Their work, which began nearly two decades ago, has influenced the design of many modern processors such as ARM’s big.Little, Qualcomm’s Snapdragon, Intel’s Alder Lake and Apple’s flagship Apple M1, including the recently announced M1Pro and M1 Max.

“Nearly everyone probably has one running something in their lives,” said Dean Tullsen, a UC San Diego Computer Science and Engineering professor who was part of the team who set the foundation for a new way of thinking about processors.

Now, the paper that led to a novel processor architecture that would provide significant energy benefits has been recognized for its lasting impact with a MICRO Test of Time Award.

The paper, “Single-ISA Heterogenous Multi-Core Architectures: The Potential for Processor Power Reduction” published in 2003, has since been cited more than 1,000 times and spawned several impactful academic and industrial projects on heterogeneous systems.

“This simple, but powerful idea now drives a large number of computer systems,” said Luiz Barroso, a Google Fellow and head of the Office of Cross-Google Engineering, who nominated the paper.




At the time their paper was published, processors were increasing in performance and speed, resulting in challenges with power consumption and heat dissipation in designing future high-performance systems.

Multicores, which mean more than one processor core on a single chip, were just starting to enter the market. However, all commercial designs, and in fact all roadmaps from the processor vendors, assumed all cores were identical (as virtually all multi-chip multiprocessors had been before that). The team challenged that assumption and pointed out that if the cores were different, they could better address the variation in program behavior and changes in environment.

They proposed a new architecture for processors that would switch among cores to optimize energy and performance. Their multi-core model would allow software to evaluate the resource requirements of an application (or part of an application) and choose the core that would best meet the requirements while minimizing energy consumption.

“Contrary to homogeneous multi-cores, which were state-of-art then, the paper showed that putting cores with different power-performance characteristics on the same die with intelligent application mapping produces large improvements in energy efficiency,” said Barroso.

Powerful collaborations
The paper’s lead author, Rakesh Kumar, then a Ph.D. student in the Department of Computer Science and Engineering who was being mentored by Tullsen, took a summer internship at HP Labs to begin the project. Kumar and Tullsen formed a partnership with Norman Jouppi, Parthasarathy Ranganathan, and Keith Farkas from HP.
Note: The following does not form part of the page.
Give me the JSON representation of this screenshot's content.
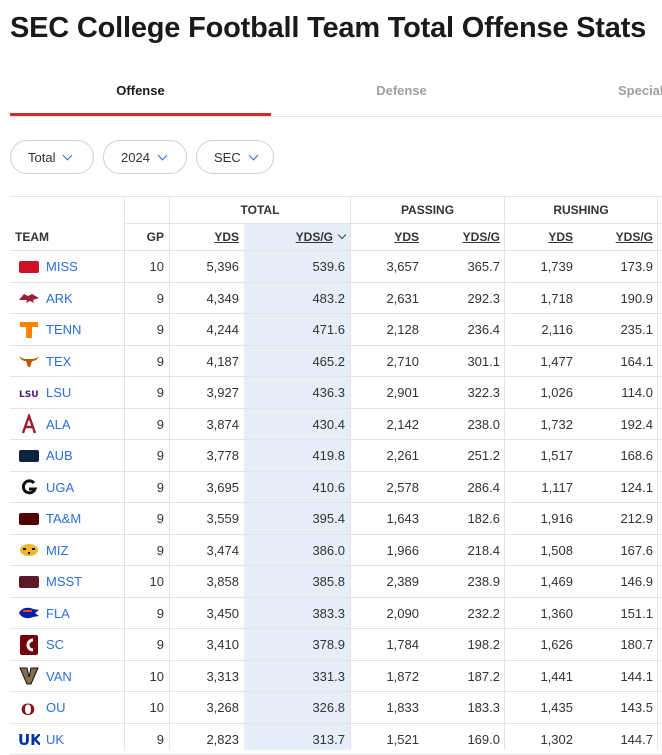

The team continued their research for several years, publishing seven papers on the topic. This turned out to be quite an influential group, as they went on to amass numerous Test of Time awards on various topics: five for Tullsen, four for Norman Jouppi of HP Labs (now Google), and two for Kumar, who is now an associate professor at University of Illinois, Urbana-Champaign. Ranganathan is currently a vice president at Google and Farkas is currently with VMWare.

“This ended up being one of my favorite research projects ever,” said Tullsen. “Not just because of the widespread impact it had, but because of the amazing group of people I got to work with.”